It’s trite, but true. The only thing constant about change is that it’s constant! Particularly in the environment we currently live in where market forces, political and economic policies and technology are continually shifting and evolving, leaders must be prepared to respond appropriately to the myriad of changes around them. As this McKinsey Quarterly report suggests, CEOs play an important role in helping their top leaders “work through fear and denial to learn new roles.”
There are both rational and emotional elements at work here, Derek Dean points out in this article, sometimes causing leaders to suffer from paralysis or, as he says: “plain old white-knuckled fear.” It’s the kind of fear that can lead to defensiveness and rigidity, causing leaders to dig in their heels and resist necessary changes that can move them, and their staff members, forward.
To get them out of that stuck state, CEOs need to play a role in helping executives to put their fear on the table, writes Dean. That requires open and frank conversation, as well as modeling the behaviors, responses and actions they wish to see from their leadership teams.
Dean uses Harrah’s and its leadership during the economic downturn of 2008 as an example of how one team was able to relearn how to succeed. It’s a good lesson in being responsive to change and tackling fear to move forward and regain market share.

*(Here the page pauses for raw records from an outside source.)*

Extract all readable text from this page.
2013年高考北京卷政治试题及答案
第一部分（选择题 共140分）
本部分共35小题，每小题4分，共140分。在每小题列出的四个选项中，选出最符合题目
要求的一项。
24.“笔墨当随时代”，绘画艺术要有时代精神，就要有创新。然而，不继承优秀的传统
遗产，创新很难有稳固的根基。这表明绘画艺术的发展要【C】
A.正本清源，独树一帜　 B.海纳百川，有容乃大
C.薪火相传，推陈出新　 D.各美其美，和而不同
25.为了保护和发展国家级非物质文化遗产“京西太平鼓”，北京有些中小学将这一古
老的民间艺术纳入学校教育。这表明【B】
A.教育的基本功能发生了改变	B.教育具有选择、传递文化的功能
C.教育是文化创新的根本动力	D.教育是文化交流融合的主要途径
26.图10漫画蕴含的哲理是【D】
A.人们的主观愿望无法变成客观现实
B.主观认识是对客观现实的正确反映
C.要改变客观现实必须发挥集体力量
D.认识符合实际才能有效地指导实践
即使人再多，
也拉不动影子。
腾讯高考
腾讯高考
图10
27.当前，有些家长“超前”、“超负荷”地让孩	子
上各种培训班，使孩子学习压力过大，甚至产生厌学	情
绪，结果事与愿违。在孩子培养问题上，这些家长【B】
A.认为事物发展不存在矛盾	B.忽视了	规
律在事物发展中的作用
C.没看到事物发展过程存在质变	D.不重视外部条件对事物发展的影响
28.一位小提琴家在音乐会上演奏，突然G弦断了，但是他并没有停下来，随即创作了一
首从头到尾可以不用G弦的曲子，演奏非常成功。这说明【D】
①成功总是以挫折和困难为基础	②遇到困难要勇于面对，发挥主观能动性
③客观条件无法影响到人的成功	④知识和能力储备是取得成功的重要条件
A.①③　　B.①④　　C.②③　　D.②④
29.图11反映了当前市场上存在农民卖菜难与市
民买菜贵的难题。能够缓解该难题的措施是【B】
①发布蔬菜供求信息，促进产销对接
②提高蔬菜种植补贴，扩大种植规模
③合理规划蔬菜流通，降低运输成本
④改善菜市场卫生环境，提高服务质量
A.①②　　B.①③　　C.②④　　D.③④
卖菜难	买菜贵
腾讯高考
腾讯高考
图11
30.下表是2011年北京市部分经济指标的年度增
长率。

Today’s leaders face fear on many levels: fear of changing demographics that challenge preconceived notions about what the market expects. Fear of changing social mores that challenge long-held beliefs. Fear of shifting economic pressures. Fear of political divisiveness. All of these are realities in the 21st century.
To tackle these realities leaders need to be willing to face their fears—inclusiveness can help. Inclusive leaders surround themselves with people who are different from them in a variety of ways. But, most importantly, they don’t just build a diverse team; they listen to members of that team even, and especially, when these diverse team members’ viewpoints and world views are different from theirs. That’s the point where learning occurs and where leaders can not only face their fears, but embrace them to help move forward in new, innovative ways.
Inclusion is a business imperative. Be inclusive!